Guides will be one of four types of assisters who will help people use the exchange. The others are navigators, who will be hired by the federal government; certified application counselors, who will be employees of entities such as hospitals, community health centers or consumers nonprofit organizations, and insurance agents or brokers.

The assisters are required under the federal Affordable Care Act and are needed with or without the private option.

Training for the four groups of assisters will be provided through the state’s two-year colleges and will begin mid-June.

Last week, state Department of Human Services officials said they expect to submit a request in August for a federal waiver allowing Arkansas use use federal money to purchase private insurance for the state’s working poor.

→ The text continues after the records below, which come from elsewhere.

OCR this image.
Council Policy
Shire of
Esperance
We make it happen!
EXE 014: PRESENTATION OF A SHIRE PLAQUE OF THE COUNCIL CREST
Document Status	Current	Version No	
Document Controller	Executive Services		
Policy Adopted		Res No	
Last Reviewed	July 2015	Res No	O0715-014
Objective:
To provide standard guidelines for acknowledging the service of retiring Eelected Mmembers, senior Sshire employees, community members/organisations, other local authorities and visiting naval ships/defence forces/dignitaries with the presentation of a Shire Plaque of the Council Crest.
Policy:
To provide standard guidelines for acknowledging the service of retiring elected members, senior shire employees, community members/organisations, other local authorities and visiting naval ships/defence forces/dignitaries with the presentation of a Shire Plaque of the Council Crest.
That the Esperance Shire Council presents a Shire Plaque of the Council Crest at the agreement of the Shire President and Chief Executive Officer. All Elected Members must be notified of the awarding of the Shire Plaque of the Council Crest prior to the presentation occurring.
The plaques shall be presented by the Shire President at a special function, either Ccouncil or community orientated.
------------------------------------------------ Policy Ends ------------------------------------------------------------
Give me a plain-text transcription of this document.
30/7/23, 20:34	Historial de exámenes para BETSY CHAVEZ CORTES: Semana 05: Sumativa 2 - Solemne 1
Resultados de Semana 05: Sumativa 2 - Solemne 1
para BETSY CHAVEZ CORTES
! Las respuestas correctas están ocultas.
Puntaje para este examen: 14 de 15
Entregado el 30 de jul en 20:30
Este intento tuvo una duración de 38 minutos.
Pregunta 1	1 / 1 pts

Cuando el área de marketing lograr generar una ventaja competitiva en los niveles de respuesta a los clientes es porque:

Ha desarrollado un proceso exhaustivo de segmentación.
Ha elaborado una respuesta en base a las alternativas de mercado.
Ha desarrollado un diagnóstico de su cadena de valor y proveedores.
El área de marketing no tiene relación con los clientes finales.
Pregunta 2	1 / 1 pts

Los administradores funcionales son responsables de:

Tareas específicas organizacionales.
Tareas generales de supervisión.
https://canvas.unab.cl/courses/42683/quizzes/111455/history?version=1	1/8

Under the private option, an estimated 250,000 currently uninsured Arkansans earning up to 138 percent of the federal poverty level —$15,856 for an individual, $32,499 for a family of four — will receive federal subsidies to buy private insurance through the exchange instead of being added to the state Medicaid rolls.

The Insurance Department also expects that during the first enrollment period, which runs Oct. 1, 2013-March 31, 2014, an additional 211,000 people will enroll in the exchange and buy insurance using federal subsidies that are available to people earning between 138 percent and 400 percent of the federal poverty level.